As per UK law, if an offender is given a custodial sentence of between 14 days and two years, or six months in the magistrates’ court, the judge may choose to suspend the sentence for up to two years.
This means the offender does not have to go to prison immediately but is given the chance to stay out of trouble and comply with up to 13 requirement set by the court.
These may include doing unpaid work, being subject to a curfew or undergoing rehabilitation activities.
According to Judge Richard Marks, Al Thani was driving near Hyde Park Corner accompanied by a friend when he lost control of the car as the traffic lights turned green.
He was reportedly driving at a speed of up to 54 miles per hour (86kph) in a 30mph zone – almost twice the speed limit.
“I am entirely satisfied from the evidence that if you had been driving at or within the speed limit his death would have been avoided,” Judge Marks said.
“You were to tell the police – clearly incorrectly – that you had moved off slowly from the lights when suddenly, and without warning, someone ran out in front of your car. The evidence tells a very different story,” the judge said.
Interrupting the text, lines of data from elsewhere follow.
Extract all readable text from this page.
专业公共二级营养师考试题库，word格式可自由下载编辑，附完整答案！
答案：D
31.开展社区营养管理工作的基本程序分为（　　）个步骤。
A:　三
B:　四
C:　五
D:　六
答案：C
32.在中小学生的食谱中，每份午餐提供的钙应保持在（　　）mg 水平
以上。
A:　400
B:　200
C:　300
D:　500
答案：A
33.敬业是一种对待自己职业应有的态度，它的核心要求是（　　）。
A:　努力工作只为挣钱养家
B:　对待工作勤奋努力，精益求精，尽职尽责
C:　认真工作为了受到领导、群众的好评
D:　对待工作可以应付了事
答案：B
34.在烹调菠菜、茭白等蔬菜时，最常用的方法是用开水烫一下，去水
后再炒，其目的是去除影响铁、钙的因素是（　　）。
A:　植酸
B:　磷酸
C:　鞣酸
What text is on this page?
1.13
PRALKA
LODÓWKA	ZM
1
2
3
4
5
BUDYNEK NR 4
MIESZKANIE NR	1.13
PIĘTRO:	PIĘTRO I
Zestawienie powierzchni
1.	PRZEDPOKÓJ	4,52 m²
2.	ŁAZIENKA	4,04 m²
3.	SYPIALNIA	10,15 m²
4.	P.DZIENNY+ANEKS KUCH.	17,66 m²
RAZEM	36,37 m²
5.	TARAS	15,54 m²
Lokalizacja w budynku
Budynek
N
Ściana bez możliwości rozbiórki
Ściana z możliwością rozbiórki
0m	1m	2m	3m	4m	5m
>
“Shortly prior to the impact, you were driving at a speed that was not far short of twice the legal limit and therein, in my judgment, lies the seriousness of this offence.”
According to the judge, the defendant saw Roberts “very late” and the obvious reason for the accident was that he was “simply not paying attention.”
Al-Thani was the registered owner of the Rolls Royce with Qatari number plates, though the vehicle has since been sold.
“As Mr Roberts crossed that road, he was hit by Mr Al-Thani’s car.
“Police arrived very shortly at the scene and diverted the traffic away, and Mr Al-Thani was approached by a police constable,” the prosecutor continued.
The victim’s cause of death was detailed as traumatic head injury. Roberts lost consciousness almost immediately after the accident, McGhee told the court.
When the accident occurred, the defendant called 999 and informed police at the scene that he had not seen the pedestrian after traffic lights turned green.
“In a prepared statement given to police at the time, Al Thani expressed sadness at the death and offered his condolences to the victim’s family and friends,” a British media report noted.
A statement read on behalf of Roberts’ family expressed the devastation of the victim’s brother.
“It is a relief to him the driver responsible is to be held to account,” the family said.